Cheney wins House GOP leadership challenge

 

February 4, 2021



CASPER — Rep. Liz Cheney survived an internal challenge to remove her from House leadership on Wednesday night, staving off an attempt by Trump loyalists to punish her for supporting impeachment.

The final vote to keep the Wyoming congresswoman in her position as Republican Conference chair was 145-61, The Associated Press reported, showing the strength of the third-ranking Republican’s support in Washington after weeks of speculation the conference would oust her over her vote to impeach President Donald Trump last month.

Cheney told reporters afterward the vote was “terrific.”

According to numerous media sources, Cheney refused to back down or apologize during the meeting, defending her vote to impeach Trump and her statements on and after the Jan. 6 riots placing the blame for the storming of the Capitol on Trump and his rhetoric.

“This will be his legacy,” she said at the time.

Those statements subsequently kicked off a revolt against her. Since her vote to impeach Trump on Jan. 13, calls to oust Cheney from her position in leadership have been escalating among members of her party and Trump loyalists and amplified through conservative media.

Cheney critics like Rep. Matt Gaetz, R-Florida, and Cheney’s first primary opponent, Wyoming state Sen. Anthony Bouchard, have sought to exploit right-wing outrage over Cheney’s impeachment vote to position themselves on a pro-Trump, populist message in the lead-up to the 2022 midterms, with Gaetz going as far as flying out to Cheyenne last week to generate buzz for a potential primary challenge in 2022. Gaetz had also claimed on Twitter that he had the votes to oust Cheney from leadership.

Meanwhile, Cheney has been censured by at least a dozen county-level Republican committees across Wyoming for her vote, while the Wyoming Republican Party is expected to vote on censuring Cheney at its meeting in Rawlins this weekend.

But Cheney’s vote — and the backlash it generated — has also come to symbolize one side of an increasingly conflicted Republican Party torn between its allegiance to Trump and the party’s long-term viability after the GOP lost the House, Senate and White House.

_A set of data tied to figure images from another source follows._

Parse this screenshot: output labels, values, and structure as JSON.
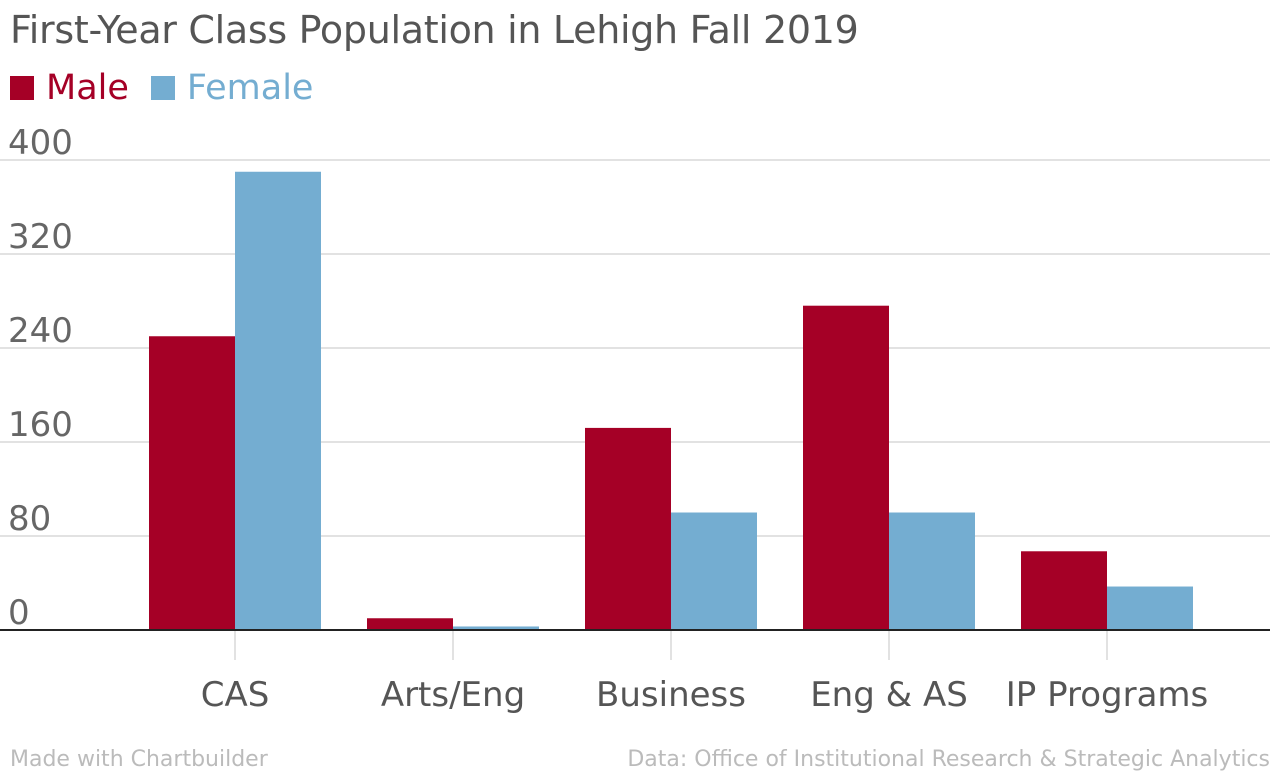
{
  "chart_data": {
    "type": "bar",
    "title": "First-Year Class Population in Lehigh Fall 2019",
    "categories": [
      "CAS",
      "Arts/Eng",
      "Business",
      "Eng & AS",
      "IP Programs"
    ],
    "series": [
      {
        "name": "Male",
        "color": "#a50026",
        "values": [
          250,
          10,
          172,
          276,
          67
        ]
      },
      {
        "name": "Female",
        "color": "#74add1",
        "values": [
          390,
          3,
          100,
          100,
          37
        ]
      }
    ],
    "xlabel": "",
    "ylabel": "",
    "ylim": [
      0,
      400
    ],
    "yticks": [
      "0",
      "80",
      "160",
      "240",
      "320",
      "400"
    ],
    "grid": true,
    "legend": "top-left"
  },
  "footer": {
    "left": "Made with Chartbuilder",
    "right": "Data: Office of Institutional Research & Strategic Analytics"
  }
}
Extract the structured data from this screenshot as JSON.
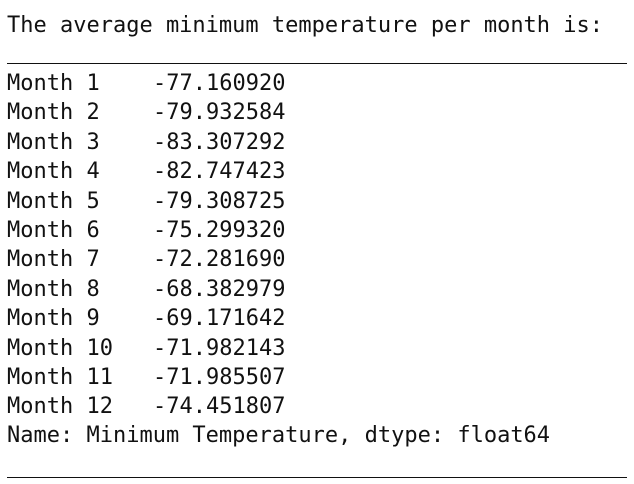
{
  "output": {
    "heading": "The average minimum temperature per month is:",
    "rows": [
      {
        "label": "Month 1",
        "value": "-77.160920"
      },
      {
        "label": "Month 2",
        "value": "-79.932584"
      },
      {
        "label": "Month 3",
        "value": "-83.307292"
      },
      {
        "label": "Month 4",
        "value": "-82.747423"
      },
      {
        "label": "Month 5",
        "value": "-79.308725"
      },
      {
        "label": "Month 6",
        "value": "-75.299320"
      },
      {
        "label": "Month 7",
        "value": "-72.281690"
      },
      {
        "label": "Month 8",
        "value": "-68.382979"
      },
      {
        "label": "Month 9",
        "value": "-69.171642"
      },
      {
        "label": "Month 10",
        "value": "-71.982143"
      },
      {
        "label": "Month 11",
        "value": "-71.985507"
      },
      {
        "label": "Month 12",
        "value": "-74.451807"
      }
    ],
    "footer": "Name: Minimum Temperature, dtype: float64"
  }
}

The same day Cheney’s future was being discussed behind closed doors in Washington, fellow members of the Republican conference advanced a floor resolution to strip another one of their members — pro-Trump conspiracy theorist Marjorie Taylor Greene, R-Georgia — of her committee assignments after videos and social media posts emerged of her harassing a survivor of a school shooting, trafficking in anti-Semitic conspiracies and liking Facebook posts that advocated violence against Democratic lawmakers.

Notably, this closely mirrored a 2019 effort by Cheney to strip Rep. Steve King of his committee assignments after a number of the Iowa Republican’s racist comments emerged in the press, earning a swift, bipartisan rebuke from both parties in the House.

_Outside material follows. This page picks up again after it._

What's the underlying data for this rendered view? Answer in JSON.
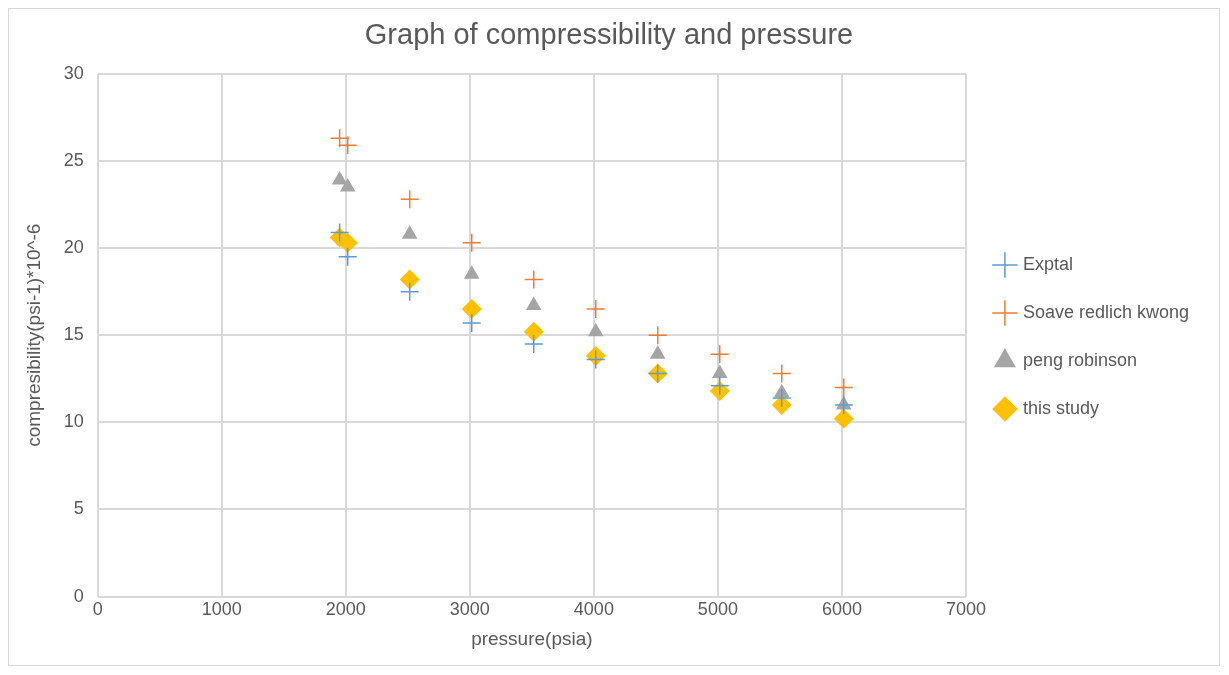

Times have changed, however: While members of Republican leadership — including Senate Minority Leader Mitch McConnell — have previously condemned Taylor-Greene — opinions on Greene remain mixed within the GOP, including in Wyoming. While Sen. John Barrasso has previously lent his support for Cheney, his freshman counterpart, Sen. Cynthia Lummis, has not, telling CNN on Wednesday, “The House should do what the House chooses to do.”

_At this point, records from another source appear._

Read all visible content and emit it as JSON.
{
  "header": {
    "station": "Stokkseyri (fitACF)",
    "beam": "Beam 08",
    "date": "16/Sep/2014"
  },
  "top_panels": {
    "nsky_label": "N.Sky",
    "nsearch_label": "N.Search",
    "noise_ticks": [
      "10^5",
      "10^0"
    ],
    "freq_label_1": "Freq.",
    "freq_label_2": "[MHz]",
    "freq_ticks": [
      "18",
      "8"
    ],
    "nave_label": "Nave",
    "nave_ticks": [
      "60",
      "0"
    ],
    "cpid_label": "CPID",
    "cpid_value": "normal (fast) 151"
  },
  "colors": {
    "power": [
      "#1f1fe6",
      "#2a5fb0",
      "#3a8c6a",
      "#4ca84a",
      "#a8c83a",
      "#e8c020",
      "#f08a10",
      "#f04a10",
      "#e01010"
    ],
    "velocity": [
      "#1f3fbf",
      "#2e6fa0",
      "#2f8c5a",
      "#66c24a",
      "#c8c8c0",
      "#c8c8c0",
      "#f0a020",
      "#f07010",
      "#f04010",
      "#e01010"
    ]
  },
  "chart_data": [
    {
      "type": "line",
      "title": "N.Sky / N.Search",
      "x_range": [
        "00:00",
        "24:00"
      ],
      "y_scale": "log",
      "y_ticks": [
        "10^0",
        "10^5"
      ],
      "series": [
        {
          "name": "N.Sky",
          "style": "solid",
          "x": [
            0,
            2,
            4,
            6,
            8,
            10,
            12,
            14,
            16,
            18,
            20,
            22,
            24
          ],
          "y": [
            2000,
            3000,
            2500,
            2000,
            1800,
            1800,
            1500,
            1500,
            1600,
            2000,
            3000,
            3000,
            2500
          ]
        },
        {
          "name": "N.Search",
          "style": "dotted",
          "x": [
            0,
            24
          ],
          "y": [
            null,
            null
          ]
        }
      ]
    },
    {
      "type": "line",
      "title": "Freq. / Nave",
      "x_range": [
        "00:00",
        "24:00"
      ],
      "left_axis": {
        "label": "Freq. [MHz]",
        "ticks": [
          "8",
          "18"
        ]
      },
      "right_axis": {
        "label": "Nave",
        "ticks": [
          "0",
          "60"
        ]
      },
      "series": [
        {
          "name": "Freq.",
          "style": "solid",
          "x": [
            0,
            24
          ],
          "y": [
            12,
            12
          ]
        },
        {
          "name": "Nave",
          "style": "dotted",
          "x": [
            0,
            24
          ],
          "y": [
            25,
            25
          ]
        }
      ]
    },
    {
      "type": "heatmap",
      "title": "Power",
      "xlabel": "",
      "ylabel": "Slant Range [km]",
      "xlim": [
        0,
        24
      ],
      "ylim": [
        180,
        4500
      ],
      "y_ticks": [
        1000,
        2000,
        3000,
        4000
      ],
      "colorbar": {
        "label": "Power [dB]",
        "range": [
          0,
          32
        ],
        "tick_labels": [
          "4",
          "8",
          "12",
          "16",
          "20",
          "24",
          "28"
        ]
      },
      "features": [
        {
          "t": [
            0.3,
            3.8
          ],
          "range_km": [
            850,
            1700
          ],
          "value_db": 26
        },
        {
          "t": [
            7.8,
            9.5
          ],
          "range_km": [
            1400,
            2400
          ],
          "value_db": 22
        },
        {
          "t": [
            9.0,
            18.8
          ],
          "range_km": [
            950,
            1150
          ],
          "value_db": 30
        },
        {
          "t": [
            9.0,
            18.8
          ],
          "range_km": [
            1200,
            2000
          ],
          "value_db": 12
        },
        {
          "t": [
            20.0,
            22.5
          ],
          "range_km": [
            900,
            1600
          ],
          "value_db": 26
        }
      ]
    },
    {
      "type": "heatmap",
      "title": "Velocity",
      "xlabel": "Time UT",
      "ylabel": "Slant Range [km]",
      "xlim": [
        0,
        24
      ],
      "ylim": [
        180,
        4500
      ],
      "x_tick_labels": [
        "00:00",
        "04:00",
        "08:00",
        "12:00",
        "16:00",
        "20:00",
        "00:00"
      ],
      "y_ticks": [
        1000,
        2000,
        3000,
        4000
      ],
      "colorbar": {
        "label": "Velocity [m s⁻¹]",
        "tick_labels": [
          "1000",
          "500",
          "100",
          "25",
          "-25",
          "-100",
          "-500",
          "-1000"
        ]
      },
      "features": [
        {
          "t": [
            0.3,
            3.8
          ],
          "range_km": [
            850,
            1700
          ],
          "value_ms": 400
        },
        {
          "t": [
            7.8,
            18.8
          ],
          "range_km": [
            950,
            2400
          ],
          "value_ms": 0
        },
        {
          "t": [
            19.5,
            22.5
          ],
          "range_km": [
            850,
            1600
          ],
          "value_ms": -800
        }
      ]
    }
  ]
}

Nationally, a similar difference in opinion exists as well: According to a YouGov/Economist Poll released Wednesday, Cheney’s favorability in the Republican Party is actually five points less than Greene’s at 19% with significantly higher unfavorable ratings, though the freshman Georgia congresswoman’s name recognition is significantly lower than Cheney’s.

Bouchard has even mention Greene in his public statements in an effort to differentiate himself from Cheney, saying it was time that Republicans “stopped being nice guys and started fighting back.”

“Deep State Trump-haters are attacking Marjorie Taylor Greene for social media posts and ‘likes’ made before she was even a candidate, while at the same time saying Ms. Cheney should not pay a price for her traitorous impeachment vote cast while she was in office,” Bouchard said in a statement to his campaign page on Wednesday. “That’s ridiculous and exactly why people are fed up with the attacks on Congresswoman Greene.”